5. Hegel views political and social individualism as a serious form of alienation.
Rejection of Political Individualism
1. Political Individualism is the view that the state is subordinate to the individual, politically and morally.
2. This concept was formulated by John Locke and the basis of the revolution of the Enlightenment.
3. Lockean Political Individualism
a. It maintains that man is rational, autonomous, free and equal before the law.
b. Man possesses natural inalienable rights and the state is subordinate to the individual.
c. The state exists by mutual consent solely to protect individual rights.
4. Hegel's view is the opposite of John Locke claiming that the state is politically and morally superior to the individual.
a. Hegel says: "The state has a supreme right against the individual whose supreme duty it is to be a member of the state."
b. He regards the individualism of the Enlightenment as a glorification of personal egoism and political oligarchy (rule by the wealthy).
5. Hegel's political philosophy is Political Absolutism or statism.
a. It affirms the subordination of the individual to the state and claims for the state absolute political power and moral authority.
b. Its Central Focus: The individual exists for the state, not the state for the individual.
Rejection of Political Democracy
1. Hegel maintains that in the modern world the state must have a constitution.
2. The constitution should establish three powers:
a. The Legislative Branch which determines the laws.
b. The Executive which carries out the laws in respect to particular cases.
c. A Monarch or King who has the power of personal decision and who embodies in his own person the will of the state.
3. The Legislative Body
a. Hegel is opposed to the election of individuals by universal suffrage.
b. He maintains that universal suffrage makes the public (at election time) a mere formless, meaningless mass lacking any organic unity.
c. Hegel denies that the general public is in any position to know what its own interests or for what or for whom to vote.
4. Hegel calls for the people to be represented by three estates or classes.
a. These estates will represent agriculture, business, and civil service.
b.
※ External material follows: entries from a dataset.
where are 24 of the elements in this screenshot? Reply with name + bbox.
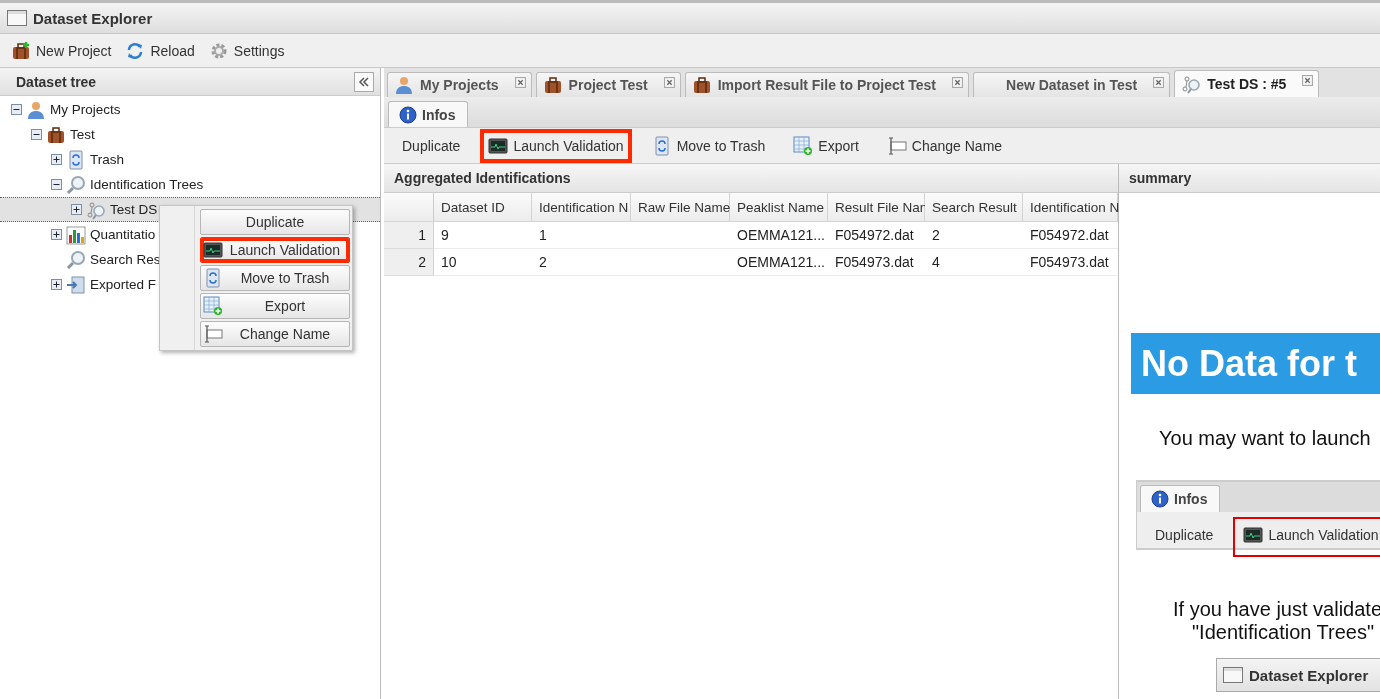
help-text: "Identification Trees" xyxy=(1191,621,1376,644)
table-cell: F054972.dat xyxy=(1023,222,1118,249)
action-label: Duplicate xyxy=(1154,526,1215,545)
row-number: 2 xyxy=(384,249,434,276)
table-cell: F054972.dat xyxy=(828,222,925,249)
panel-title: Dataset tree xyxy=(16,73,97,90)
table-cell: 2 xyxy=(925,222,1023,249)
window-title: Dataset Explorer xyxy=(33,9,153,27)
table-cell: 4 xyxy=(925,249,1023,276)
table-cell: OEMMA121... xyxy=(730,249,828,276)
panel-title: summary xyxy=(1119,164,1380,193)
action-label: Launch Validation xyxy=(1233,517,1380,557)
banner-heading: No Data for t xyxy=(1131,333,1380,394)
table-cell: 10 xyxy=(434,249,532,276)
table-cell: 2 xyxy=(532,249,631,276)
table-cell: 9 xyxy=(434,222,532,249)
panel-title: Aggregated Identifications xyxy=(384,164,1118,193)
table-cell: F054973.dat xyxy=(1023,249,1118,276)
row-number: 1 xyxy=(384,222,434,249)
table-cell: OEMMA121... xyxy=(730,222,828,249)
window-title: Dataset Explorer xyxy=(1249,666,1369,684)
help-text: You may want to launch xyxy=(1159,427,1372,450)
table-cell: F054973.dat xyxy=(828,249,925,276)
table-cell: 1 xyxy=(532,222,631,249)
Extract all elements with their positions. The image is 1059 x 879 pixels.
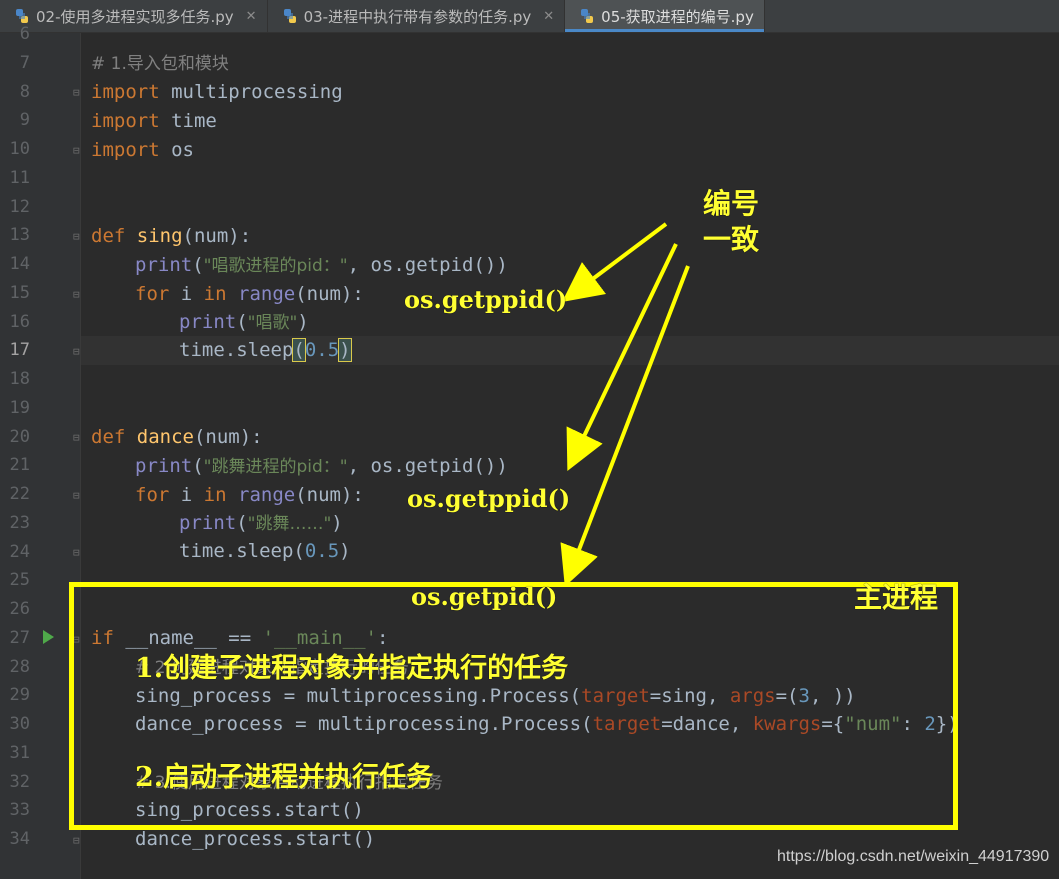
arrow-to-getpid <box>560 265 690 587</box>
annotation-getppid-2: os.getppid() <box>407 484 571 513</box>
arrow-to-getppid-1 <box>562 222 668 302</box>
watermark: https://blog.csdn.net/weixin_44917390 <box>777 848 1050 865</box>
annotation-same-id-line2: 一致 <box>703 223 760 256</box>
annotation-step1: 1.创建子进程对象并指定执行的任务 <box>135 653 569 684</box>
arrow-to-getppid-2 <box>566 243 678 472</box>
annotation-main-process: 主进程 <box>854 581 939 614</box>
annotation-step2: 2.启动子进程并执行任务 <box>135 762 434 793</box>
annotation-getppid-1: os.getppid() <box>404 285 568 314</box>
annotation-same-id-line1: 编号 <box>703 187 760 220</box>
annotation-getpid: os.getpid() <box>411 582 558 611</box>
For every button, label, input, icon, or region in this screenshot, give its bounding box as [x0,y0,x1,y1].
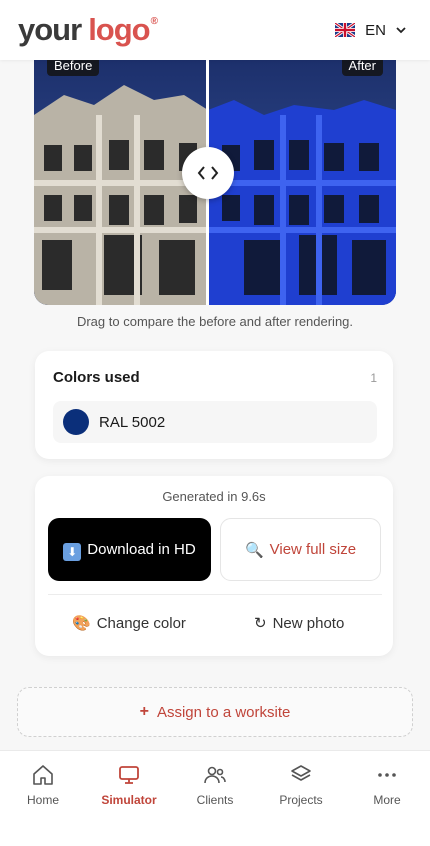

These representatives will not be elected, but will hold office either by appointment or by aristocratic birth.
5. Hegel's political philosophy rejects the central concepts of political liberalism.
ie. Individualism and Democracy
Relativity of Politics To Society
1. Hegel does not suggest that all states should follow the model he has established.
2. He maintains it is ridiculous to argue in the abstract as to what government is best.
3. Every nation has the kind of government which expresses the spirit of the people (its own) and what was appropriate for its own time.
4. Hegel says a constitution represents (or should represent) the historical development of the spirit of the people.
a. Hegel is saying that a nation's politics is relative to its history.
b. If substantial freedom is to be realized, it is impossible for government to be imposed from an external source.
Philosophy and Politics
1. Hegel denies that philosophy has the power to change the course of a nation or of the world.
a. The philosopher cannot transcend his own culture and offer a blueprint or system which has validity for the future.
b. The philosopher can only see and understand his own actual society.
c. The philosopher should attempt to see the rational concept which the Absolute has revealed to it.
2. Philosophy can grasp the truth of a culture only when it has matured enough to see and understand what the Absolute has revealed to it.
a. Hegel believes that at this point it is too late for society to change.
b. He believes that philosophic wisdom comes too late within any society to transform it, but can only make it possible for the society to understand itself.
c. Hegel takes the symbol of the owl which was the symbol of Minerva, the Roman Goddess of Wisdom.
"The owl of Minerva spreads its wings and takes flight when the shades of night are falling."
1. It is Hegel's belief that philosophy comes too late to change the world -- this is exactly what Karl Marx challenged in Hegel.
2. In responding to the owl of Minerva, Marx said:
"The philosophers have so far only interpreted the world, in various ways; the point, however, is to change it."